Arbitrary-sized tuples

Tuples are currently limited to size 100. HOWEVER: standard instances for tuples (Eq, Ord, Bounded, Ix Read, and Show) are available only up to 16-tuples.

This limitation is easily subvertible, so please ask if you get stuck on it.

Reading integers

GHC's implementation of the Read class for integral types accepts hexadecimal and octal literals (the code in the Haskell 98 report doesn't). So, for example,

read "0xf00" :: Int

works in GHC.

A possible reason for this is that readLitChar accepts hex and octal escapes, so it seems inconsistent not to do so for integers too.

isAlpha

The Haskell 98 definition of isAlpha is:

isAlpha c = isUpper c || isLower c

GHC's implementation diverges from the Haskell 98 definition in the sense that Unicode alphabetic characters which are neither upper nor lower case will still be identified as alphabetic by isAlpha.

12.1.2. GHC's interpretation of undefined behaviour in Haskell 98

This section documents GHC's take on various issues that are left undefined or implementation specific in Haskell 98.

The Char type

Following the ISO-10646 standard, maxBound :: Char in GHC is 0x10FFFF.

Sized integral types

In GHC the Int type follows the size of an address on the host architecture; in other words it holds 32 bits on a 32-bit machine, and 64-bits on a 64-bit machine.
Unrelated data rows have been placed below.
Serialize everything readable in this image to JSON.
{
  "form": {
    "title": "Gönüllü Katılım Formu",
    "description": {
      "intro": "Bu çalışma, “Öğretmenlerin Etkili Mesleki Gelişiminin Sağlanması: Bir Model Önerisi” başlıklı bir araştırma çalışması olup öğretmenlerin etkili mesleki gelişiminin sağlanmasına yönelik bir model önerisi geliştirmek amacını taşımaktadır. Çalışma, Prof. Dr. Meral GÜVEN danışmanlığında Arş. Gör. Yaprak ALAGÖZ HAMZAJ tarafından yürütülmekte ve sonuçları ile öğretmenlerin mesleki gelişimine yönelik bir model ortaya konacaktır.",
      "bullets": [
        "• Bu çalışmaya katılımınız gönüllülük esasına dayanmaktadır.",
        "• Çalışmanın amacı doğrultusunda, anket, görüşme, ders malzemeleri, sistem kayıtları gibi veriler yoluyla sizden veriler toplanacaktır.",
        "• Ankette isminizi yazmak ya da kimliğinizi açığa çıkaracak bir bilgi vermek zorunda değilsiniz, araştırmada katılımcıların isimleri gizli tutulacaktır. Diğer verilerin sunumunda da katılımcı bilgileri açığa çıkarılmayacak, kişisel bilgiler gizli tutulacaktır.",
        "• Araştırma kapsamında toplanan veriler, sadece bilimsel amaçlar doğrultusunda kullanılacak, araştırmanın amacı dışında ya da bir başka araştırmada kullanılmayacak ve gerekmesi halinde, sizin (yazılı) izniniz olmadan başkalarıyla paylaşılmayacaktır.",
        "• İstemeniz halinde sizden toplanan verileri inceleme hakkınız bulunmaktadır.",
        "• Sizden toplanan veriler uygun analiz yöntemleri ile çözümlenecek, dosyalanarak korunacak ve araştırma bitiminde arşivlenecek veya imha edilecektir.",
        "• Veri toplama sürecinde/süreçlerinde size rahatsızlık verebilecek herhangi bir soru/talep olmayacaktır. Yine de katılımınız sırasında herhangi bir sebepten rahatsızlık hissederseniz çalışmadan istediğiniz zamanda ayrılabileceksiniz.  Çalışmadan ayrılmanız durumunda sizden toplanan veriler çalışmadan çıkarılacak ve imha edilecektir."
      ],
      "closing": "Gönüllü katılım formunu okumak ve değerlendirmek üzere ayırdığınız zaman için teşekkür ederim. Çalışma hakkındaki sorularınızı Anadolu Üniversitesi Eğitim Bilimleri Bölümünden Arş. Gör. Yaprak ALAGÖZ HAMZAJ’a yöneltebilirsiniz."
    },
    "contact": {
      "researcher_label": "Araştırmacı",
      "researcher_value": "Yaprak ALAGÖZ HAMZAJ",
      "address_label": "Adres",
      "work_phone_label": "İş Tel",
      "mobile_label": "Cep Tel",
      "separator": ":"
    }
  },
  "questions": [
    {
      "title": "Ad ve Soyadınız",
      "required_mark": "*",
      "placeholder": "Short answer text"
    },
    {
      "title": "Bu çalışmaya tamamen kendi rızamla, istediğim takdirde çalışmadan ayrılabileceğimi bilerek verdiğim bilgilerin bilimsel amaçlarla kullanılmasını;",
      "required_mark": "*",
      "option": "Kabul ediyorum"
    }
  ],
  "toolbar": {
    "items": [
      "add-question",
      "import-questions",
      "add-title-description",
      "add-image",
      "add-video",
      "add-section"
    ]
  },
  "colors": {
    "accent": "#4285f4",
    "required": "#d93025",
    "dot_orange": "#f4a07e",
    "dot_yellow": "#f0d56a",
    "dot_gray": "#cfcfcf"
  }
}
Arithmetic on Int is unchecked for overflow, so all operations on Int happen modulo 2n where n is the size in bits of the Int type.

The fromIntegerfunction (and hence also fromIntegral) is a special case when converting to Int. The value of fromIntegral x :: Int is given by taking the lower n bits of (abs x), multiplied by the sign of x (in 2's complement n-bit arithmetic). This behaviour was chosen so that for example writing 0xffffffff :: Int preserves the bit-pattern in the resulting Int.

Negative literals, such as -3, are specified by (a careful reading of) the Haskell Report as meaning Prelude.negate (Prelude.fromInteger 3). So -2147483648 means negate (fromInteger 2147483648). Since fromInteger takes the lower 32 bits of the representation, fromInteger (2147483648::Integer), computed at type Int is -2147483648::Int. The negate operation then overflows, but it is unchecked, so negate (-2147483648::Int) is just -2147483648. In short, one can write minBound::Int as a literal with the expected meaning (but that is not in general guaranteed.

The fromIntegral function also preserves bit-patterns when converting between the sized integral types (Int8, Int16, Int32, Int64 and the unsigned Word variants), see the modules Data.Int and Data.Word in the library documentation.

Unchecked float arithmetic

Operations on Float and Double numbers are unchecked for overflow, underflow, and other sad occurrences. (note, however that some architectures trap floating-point overflow and loss-of-precision and report a floating-point exception, probably terminating the program).